4. Solar Power Tower

The power tower might be the most dramatic energy idea: miles of garage-door-size mirrors focusing sunshine onto a boiler at the top of a tall tower to generate steam and produce electricity. It’s cool, but costly. California’s Ivanpah, the world’s biggest power-tower project with a cost of $2.2 billion, has 377 megawatts of capacity. That just can’t compete with photovoltaic solar. The beams of focused sunlight have also been known to fry birds midflight.

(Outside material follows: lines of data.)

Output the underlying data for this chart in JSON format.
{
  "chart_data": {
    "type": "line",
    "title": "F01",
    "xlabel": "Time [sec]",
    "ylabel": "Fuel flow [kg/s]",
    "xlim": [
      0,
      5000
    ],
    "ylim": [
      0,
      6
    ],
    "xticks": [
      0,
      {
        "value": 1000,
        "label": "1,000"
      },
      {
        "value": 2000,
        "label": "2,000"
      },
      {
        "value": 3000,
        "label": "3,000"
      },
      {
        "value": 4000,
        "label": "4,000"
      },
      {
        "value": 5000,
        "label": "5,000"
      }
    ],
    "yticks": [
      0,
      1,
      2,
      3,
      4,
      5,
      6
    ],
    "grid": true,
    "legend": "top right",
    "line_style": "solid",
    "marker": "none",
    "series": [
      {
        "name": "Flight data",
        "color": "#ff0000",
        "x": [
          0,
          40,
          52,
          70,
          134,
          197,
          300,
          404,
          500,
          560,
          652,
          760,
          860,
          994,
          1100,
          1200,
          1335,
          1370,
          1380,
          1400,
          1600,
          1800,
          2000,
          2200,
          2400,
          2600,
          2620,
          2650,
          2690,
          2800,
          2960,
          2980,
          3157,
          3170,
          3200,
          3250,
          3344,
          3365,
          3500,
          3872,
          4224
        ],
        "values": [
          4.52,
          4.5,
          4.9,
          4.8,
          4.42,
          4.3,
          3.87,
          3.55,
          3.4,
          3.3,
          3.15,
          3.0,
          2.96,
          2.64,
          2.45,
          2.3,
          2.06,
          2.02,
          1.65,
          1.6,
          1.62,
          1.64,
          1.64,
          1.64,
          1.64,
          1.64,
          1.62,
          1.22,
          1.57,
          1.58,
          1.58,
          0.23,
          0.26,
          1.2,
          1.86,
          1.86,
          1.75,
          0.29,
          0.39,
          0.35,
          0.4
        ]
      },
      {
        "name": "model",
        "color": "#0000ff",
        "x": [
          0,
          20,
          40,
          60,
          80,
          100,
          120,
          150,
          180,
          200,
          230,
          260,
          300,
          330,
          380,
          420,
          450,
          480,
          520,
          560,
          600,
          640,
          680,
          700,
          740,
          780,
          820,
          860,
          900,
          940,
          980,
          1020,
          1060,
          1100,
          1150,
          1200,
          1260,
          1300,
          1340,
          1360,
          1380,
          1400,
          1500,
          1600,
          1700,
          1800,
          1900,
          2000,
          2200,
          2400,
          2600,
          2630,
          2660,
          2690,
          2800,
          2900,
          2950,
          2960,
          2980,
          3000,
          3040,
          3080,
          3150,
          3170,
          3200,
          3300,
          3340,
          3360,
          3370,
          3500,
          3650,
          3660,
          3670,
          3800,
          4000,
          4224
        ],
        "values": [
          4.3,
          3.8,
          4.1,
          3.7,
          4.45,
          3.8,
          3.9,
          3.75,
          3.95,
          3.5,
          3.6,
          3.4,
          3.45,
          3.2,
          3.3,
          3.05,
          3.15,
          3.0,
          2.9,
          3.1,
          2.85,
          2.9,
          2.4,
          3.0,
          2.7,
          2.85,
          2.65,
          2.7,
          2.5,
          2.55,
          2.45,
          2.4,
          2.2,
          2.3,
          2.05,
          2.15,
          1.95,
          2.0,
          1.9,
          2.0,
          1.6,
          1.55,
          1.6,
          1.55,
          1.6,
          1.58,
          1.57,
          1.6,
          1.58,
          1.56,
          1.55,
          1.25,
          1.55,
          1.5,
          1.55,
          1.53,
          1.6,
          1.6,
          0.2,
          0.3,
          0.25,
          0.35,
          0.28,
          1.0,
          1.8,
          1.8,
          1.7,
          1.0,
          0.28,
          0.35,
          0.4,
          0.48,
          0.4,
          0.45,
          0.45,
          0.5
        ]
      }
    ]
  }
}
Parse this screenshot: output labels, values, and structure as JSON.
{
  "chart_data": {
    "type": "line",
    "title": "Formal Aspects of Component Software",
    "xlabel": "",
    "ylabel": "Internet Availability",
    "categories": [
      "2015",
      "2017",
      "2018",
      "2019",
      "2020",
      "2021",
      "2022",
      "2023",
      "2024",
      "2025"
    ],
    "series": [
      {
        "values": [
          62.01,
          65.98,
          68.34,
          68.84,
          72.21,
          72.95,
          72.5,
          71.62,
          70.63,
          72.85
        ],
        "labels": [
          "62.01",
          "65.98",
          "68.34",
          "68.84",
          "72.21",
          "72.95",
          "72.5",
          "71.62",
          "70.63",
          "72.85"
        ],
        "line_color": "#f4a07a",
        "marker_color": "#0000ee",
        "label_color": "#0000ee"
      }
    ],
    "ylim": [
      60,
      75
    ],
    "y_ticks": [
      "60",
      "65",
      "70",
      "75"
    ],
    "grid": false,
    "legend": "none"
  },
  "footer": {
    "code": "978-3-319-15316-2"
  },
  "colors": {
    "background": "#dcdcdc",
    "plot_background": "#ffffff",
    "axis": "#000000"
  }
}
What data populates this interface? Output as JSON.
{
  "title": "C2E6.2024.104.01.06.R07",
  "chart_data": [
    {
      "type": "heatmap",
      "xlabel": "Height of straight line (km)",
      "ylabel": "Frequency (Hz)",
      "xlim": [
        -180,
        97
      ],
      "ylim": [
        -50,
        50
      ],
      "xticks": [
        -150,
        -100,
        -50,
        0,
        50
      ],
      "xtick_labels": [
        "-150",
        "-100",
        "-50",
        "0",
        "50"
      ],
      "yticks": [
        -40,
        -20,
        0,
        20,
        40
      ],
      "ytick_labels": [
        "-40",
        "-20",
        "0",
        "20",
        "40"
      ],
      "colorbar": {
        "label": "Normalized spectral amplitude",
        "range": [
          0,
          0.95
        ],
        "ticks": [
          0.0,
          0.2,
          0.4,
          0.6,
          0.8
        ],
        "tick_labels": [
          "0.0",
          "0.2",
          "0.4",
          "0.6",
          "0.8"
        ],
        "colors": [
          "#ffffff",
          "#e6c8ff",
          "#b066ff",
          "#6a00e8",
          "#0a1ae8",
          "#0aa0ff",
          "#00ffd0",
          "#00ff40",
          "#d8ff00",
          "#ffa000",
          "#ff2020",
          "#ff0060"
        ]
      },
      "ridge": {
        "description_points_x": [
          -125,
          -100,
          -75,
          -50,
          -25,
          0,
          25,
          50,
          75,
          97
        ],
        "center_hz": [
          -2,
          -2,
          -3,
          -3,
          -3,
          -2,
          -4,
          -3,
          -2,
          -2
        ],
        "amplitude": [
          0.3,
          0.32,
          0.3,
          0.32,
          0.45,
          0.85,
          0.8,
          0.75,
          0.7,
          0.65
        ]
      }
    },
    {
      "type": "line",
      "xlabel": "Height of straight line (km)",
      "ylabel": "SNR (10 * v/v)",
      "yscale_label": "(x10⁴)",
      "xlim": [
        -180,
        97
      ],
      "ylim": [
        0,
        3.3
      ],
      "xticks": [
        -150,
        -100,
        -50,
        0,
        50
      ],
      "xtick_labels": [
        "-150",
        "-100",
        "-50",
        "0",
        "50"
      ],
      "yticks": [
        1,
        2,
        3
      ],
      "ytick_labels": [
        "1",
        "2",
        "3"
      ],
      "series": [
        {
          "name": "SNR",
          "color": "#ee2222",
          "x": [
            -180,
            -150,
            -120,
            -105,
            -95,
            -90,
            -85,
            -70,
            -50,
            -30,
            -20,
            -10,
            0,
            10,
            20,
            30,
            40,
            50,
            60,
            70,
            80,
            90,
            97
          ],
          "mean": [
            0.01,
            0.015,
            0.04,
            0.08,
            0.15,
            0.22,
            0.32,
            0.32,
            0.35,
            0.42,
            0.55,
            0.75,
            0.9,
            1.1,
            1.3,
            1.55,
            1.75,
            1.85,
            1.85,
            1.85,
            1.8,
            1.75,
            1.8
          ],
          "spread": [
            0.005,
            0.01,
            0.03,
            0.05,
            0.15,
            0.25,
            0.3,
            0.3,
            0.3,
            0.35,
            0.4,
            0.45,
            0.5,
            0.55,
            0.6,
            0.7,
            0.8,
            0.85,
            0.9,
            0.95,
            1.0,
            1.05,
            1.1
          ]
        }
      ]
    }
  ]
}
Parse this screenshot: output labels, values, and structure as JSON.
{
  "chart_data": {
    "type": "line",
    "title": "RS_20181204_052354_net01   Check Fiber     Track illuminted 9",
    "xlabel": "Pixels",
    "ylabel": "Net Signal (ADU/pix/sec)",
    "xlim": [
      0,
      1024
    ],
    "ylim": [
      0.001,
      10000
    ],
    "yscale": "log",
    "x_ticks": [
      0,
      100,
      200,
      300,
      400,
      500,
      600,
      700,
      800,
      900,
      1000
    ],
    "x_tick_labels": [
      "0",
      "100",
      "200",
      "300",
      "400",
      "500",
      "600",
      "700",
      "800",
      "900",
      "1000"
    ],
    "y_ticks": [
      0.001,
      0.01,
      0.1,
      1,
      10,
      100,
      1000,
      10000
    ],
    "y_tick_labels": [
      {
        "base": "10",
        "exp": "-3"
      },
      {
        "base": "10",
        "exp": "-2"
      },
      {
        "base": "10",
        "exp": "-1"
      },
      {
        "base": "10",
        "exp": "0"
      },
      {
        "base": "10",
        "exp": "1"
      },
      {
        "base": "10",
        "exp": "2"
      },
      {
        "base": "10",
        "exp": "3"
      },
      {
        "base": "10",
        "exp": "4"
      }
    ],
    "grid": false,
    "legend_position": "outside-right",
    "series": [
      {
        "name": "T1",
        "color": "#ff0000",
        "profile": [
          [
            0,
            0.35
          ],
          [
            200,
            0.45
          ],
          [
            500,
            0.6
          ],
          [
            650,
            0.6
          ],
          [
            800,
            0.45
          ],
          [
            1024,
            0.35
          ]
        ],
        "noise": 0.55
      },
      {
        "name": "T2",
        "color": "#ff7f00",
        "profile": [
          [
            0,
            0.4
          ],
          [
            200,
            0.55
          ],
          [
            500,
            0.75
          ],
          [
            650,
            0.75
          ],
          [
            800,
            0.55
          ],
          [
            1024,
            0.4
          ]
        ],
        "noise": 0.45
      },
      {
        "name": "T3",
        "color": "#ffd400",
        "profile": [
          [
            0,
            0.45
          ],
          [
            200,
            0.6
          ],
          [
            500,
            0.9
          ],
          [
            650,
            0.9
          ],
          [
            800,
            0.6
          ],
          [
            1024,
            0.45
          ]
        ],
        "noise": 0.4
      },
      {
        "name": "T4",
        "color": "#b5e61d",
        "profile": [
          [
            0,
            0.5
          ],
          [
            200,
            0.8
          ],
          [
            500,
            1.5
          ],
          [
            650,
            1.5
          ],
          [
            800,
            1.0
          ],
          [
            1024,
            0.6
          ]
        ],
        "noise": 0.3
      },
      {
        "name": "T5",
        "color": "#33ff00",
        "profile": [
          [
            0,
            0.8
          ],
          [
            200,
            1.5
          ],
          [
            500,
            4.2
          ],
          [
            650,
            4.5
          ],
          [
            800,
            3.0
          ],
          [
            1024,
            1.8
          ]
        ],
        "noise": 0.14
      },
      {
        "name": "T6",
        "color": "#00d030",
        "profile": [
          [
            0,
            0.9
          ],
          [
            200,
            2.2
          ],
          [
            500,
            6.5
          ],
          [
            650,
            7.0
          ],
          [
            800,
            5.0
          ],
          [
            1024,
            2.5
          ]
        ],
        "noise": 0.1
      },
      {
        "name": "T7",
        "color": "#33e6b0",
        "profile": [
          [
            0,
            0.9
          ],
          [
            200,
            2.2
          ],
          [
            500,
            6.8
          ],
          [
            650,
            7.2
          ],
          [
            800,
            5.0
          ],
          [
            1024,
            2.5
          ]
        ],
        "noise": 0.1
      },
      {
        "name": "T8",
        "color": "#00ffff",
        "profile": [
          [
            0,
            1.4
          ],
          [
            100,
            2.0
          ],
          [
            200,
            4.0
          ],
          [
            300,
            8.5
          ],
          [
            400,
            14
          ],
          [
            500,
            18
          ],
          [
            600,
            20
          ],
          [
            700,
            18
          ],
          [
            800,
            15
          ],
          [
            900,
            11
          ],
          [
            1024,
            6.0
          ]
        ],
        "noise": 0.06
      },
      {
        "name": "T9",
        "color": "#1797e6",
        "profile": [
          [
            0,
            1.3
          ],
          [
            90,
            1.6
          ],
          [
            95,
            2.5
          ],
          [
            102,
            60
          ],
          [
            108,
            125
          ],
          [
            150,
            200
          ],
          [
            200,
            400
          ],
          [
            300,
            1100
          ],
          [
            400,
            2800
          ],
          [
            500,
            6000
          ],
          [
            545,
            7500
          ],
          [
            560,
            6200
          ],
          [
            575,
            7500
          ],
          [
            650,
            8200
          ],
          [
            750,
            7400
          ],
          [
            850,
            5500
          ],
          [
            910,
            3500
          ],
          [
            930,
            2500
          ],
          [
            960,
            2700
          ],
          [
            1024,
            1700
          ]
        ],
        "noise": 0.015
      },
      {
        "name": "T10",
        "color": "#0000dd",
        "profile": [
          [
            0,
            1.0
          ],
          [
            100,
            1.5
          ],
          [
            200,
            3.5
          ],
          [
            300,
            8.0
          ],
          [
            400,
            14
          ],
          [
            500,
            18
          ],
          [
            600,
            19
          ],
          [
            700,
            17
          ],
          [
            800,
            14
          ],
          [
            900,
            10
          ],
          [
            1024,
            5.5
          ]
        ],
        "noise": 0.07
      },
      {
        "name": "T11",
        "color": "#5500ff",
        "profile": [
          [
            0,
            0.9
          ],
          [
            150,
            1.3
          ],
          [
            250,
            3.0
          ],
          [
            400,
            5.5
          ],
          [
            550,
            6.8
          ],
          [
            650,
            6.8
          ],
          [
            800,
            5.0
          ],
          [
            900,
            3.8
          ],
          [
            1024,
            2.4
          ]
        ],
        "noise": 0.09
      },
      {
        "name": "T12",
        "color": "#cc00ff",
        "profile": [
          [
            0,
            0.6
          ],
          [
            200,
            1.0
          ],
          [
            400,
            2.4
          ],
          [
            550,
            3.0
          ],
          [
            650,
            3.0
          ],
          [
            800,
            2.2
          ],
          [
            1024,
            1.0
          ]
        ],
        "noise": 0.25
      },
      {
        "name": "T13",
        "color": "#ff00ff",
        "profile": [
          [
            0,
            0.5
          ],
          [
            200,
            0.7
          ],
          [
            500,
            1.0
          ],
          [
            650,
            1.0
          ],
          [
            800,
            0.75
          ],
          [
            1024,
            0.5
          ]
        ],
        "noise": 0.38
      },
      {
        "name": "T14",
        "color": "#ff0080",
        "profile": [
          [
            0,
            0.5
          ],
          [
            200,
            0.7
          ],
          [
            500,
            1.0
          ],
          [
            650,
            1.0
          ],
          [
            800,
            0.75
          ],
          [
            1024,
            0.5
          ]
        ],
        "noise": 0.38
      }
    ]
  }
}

Bechtel Group, which built Ivanpah for owners BrightSource Energy, NRG Energy, and Google, has said power towers aren’t competitive with other sources of electricity. But the technology has one advantage over solar panels: Developers can add vats of molten salt that retain heat for hours, enabling the towers to produce electricity after sundown. That’s one reason the towers have the potential to provide electricity in remote areas, where it’s expensive. Construction on a project in the Atacama Desert of northern Chile was resumed last year, two years after former co-owner Abengoa SA put it on hold because of financial issues. SolarReserve Inc., which built the only other U.S. facility in Nevada, is developing projects in other parts of the world but this year canceled plans for Australia’s first power tower when it couldn’t line up financing.

5. Small Wind Turbines

You’ve probably seen homes topped with solar panels. What about rooftop wind power? Urban Green Energy Inc. tried that.

The company offered turbines small enough to be installed on homes, with curved blades that spun around a vertical axis. Larger models were provided for commercial rooftops, remote mobile phone towers, and public sites, and the company landed well-publicized deals to help power the Eiffel Tower and Lincoln Financial Field, home to the Philadelphia Eagles football team.

But the concept faced challenges. Wind turbines convert kinetic energy—the motion of the blades—into electricity. Smaller blades produce less power. The vertical design was less efficient than standard turbines. UGE struggled with high costs and maintenance issues. In 2016 the company sold its wind operations and shifted its focus to solar.

6. Marine Energy

The ocean’s never-ending motion can be converted into electricity, but it’s not easy. The sea is a harsh environment for mechanical systems. Still, the idea of harnessing the kinetic energy of waves, tides, or currents to generate power has fueled several startups.

Ocean Power Technologies Inc. developed a power buoy that’s anchored offshore and moves up and down with the waves. The company teamed up with Lockheed Martin Corp. in 2012 to build a large-scale wave energy project in Australia that would have used rows and rows of the buoys. Ocean Power pulled the plug in 2014, saying the project wasn’t “commercially viable,” and changed its strategy. It’s still pursuing the technology but is now seeking to power remote sites such as offshore oil rigs.

U.K.-based Tidal Lagoon Power Ltd. set out to build turbines on a barrage across Swansea Bay, in South Wales, that would draw power from the motion of the tides. The U.K. government rejected the £1.3 billion ($1.6 billion) project in 2018, in part because offshore wind could supply the same amount of power for about one-third the cost.

Other companies are having more success with grid-scale marine power. Simec Atlantis Energy Ltd. operates the world’s first commercial tidal stream project, the 6MW MeyGen facility that went into service in Scotland in 2016.